Kommen wir zum letzten
Punkt, der von Michael Witschi aufgeworfen wurde. Er empfindet die Politik des
bürgerlichen Gemeinderates als zu wenig bürgerlich. Hier stellt sich meiner
Meinung nach die Frage, ob es schlau von den Bürgerlichen wäre, ihre Mehrheit
knallhart auszunutzen. Das könnte dazu führen, dass der Gemeinderat zum Feindbild
der Linken mutiert, wie wir es zurzeit auf kantonaler Ebene beobachten können. Zudem
ist es ja nicht so, dass es eine wahnsinnig grosse Mehrheit wäre. Das
Verhältnis ist 3:4, also relativ ausgeglichen.

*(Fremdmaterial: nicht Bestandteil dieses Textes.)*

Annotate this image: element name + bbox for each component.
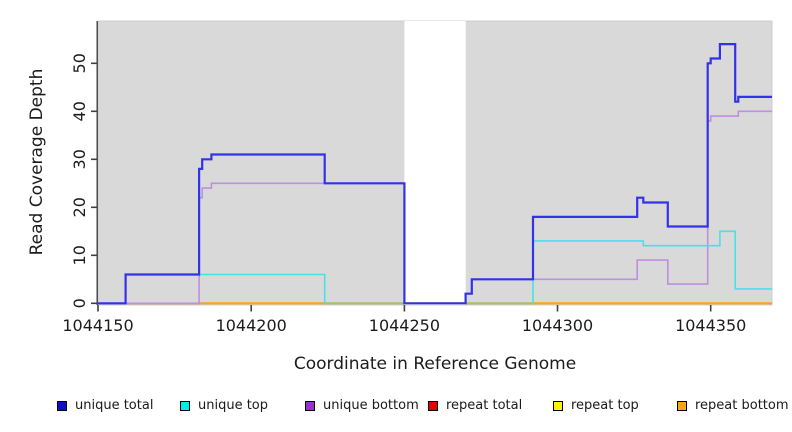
legend-swatch-repeat-top (553, 400, 563, 411)
x-tick-label: 1044300 (522, 316, 593, 335)
legend-label: unique total (75, 398, 154, 413)
legend-label: unique top (198, 398, 269, 413)
legend-label: repeat bottom (695, 398, 789, 413)
y-tick-label: 30 (70, 149, 89, 169)
y-tick-label: 10 (70, 245, 89, 265)
legend-swatch-unique-bottom (305, 400, 315, 411)
legend-item-unique-bottom: unique bottom (305, 398, 419, 413)
y-tick-label: 20 (70, 197, 89, 217)
x-axis-label: Coordinate in Reference Genome (293, 354, 577, 374)
x-tick-label: 1044150 (62, 316, 133, 335)
legend-item-repeat-bottom: repeat bottom (677, 398, 789, 413)
x-tick-label: 1044250 (369, 316, 440, 335)
y-tick-label: 40 (70, 101, 89, 121)
coverage-gap-region (404, 21, 466, 305)
legend: unique total unique top unique bottom repea… (0, 398, 792, 420)
legend-swatch-repeat-bottom (677, 400, 687, 411)
x-tick-label: 1044350 (675, 316, 746, 335)
series-unique-total-line (98, 43, 772, 305)
legend-swatch-unique-top (180, 400, 190, 411)
y-tick-label: 0 (70, 298, 89, 308)
legend-item-unique-top: unique top (180, 398, 268, 413)
x-tick-label: 1044200 (216, 316, 287, 335)
y-tick-label: 50 (70, 53, 89, 73)
legend-label: unique bottom (323, 398, 419, 413)
legend-item-repeat-top: repeat top (553, 398, 639, 413)
legend-item-unique-total: unique total (57, 398, 153, 413)
legend-swatch-unique-total (57, 400, 67, 411)
legend-swatch-repeat-total (428, 400, 438, 411)
legend-label: repeat top (571, 398, 639, 413)
y-axis-label: Read Coverage Depth (27, 68, 47, 256)
legend-label: repeat total (446, 398, 523, 413)
legend-item-repeat-total: repeat total (428, 398, 522, 413)
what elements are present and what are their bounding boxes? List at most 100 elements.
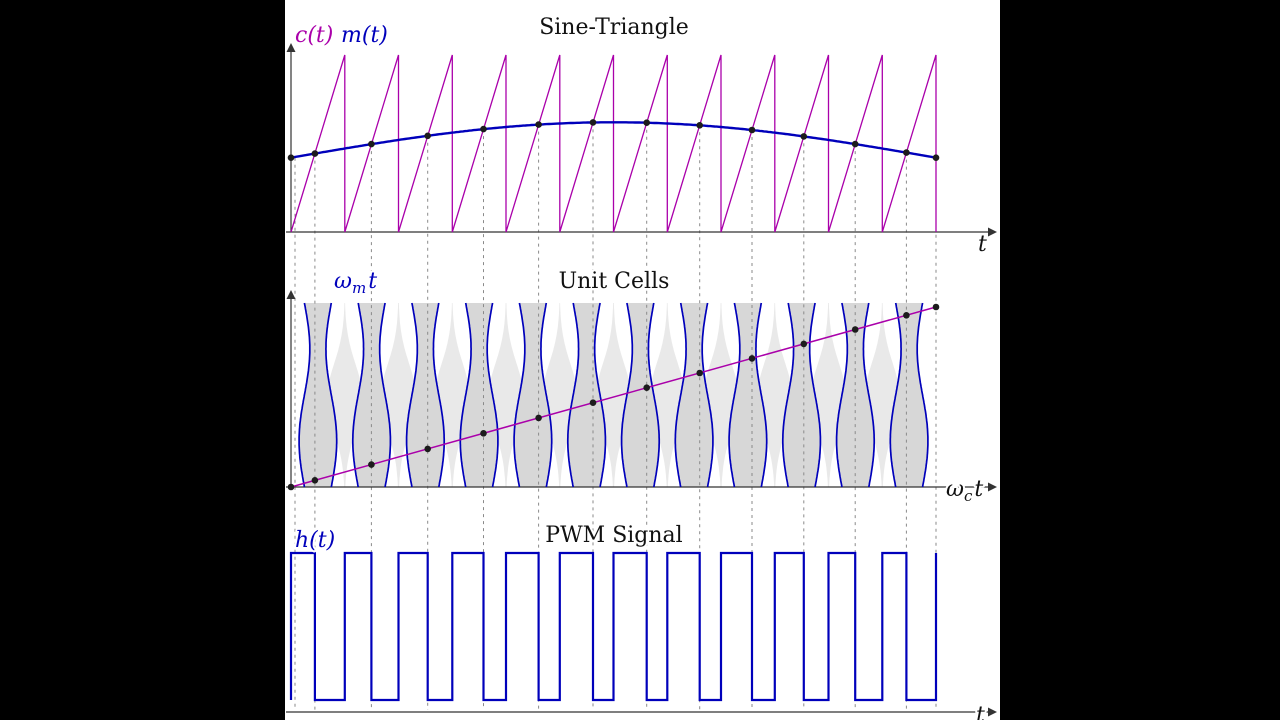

Abgesehen davon ist es meiner
Meinung nach ein Zeichen von gesunden politischen Verhältnissen, wenn die Exekutivmitglieder
hin und wieder in der Lage sind, ihre Parteibüchlein zur Seite zu legen und zum
Wohle der Stadt zu entscheiden statt zum Wohle des eigenen Klientel oder der
eigenen Basis.
Das Beispiel von Michael
Witschi zeigt eines. Auch wenn jemand grosses politisches Talent hat, bedeutet
das nicht zwingend, dass er sich in der Exekutive zurechtfindet. Wer kein Teamplayer
ist und Mühe hat, sich einer anderen Meinung unterzuordnen, sollte das mit dem
Gemeinderat lieber sein lassen. Es bleibt zu hoffen, dass Witschis Nachfolger
weniger mit dem Kollegialitätsprinzip hat. Nachrücken wird jetzt Michael Schär,
FDP – Stadtrat, der damit das Kunststück fertig bringt, nach nur drei Jahren im
Stadtrat in den Gemeinderat aufzusteigen. Wenn er in dem Tempo weitermacht,
haben wir bis in fünf Jahren wieder einen Bundesrat aus Langenthal.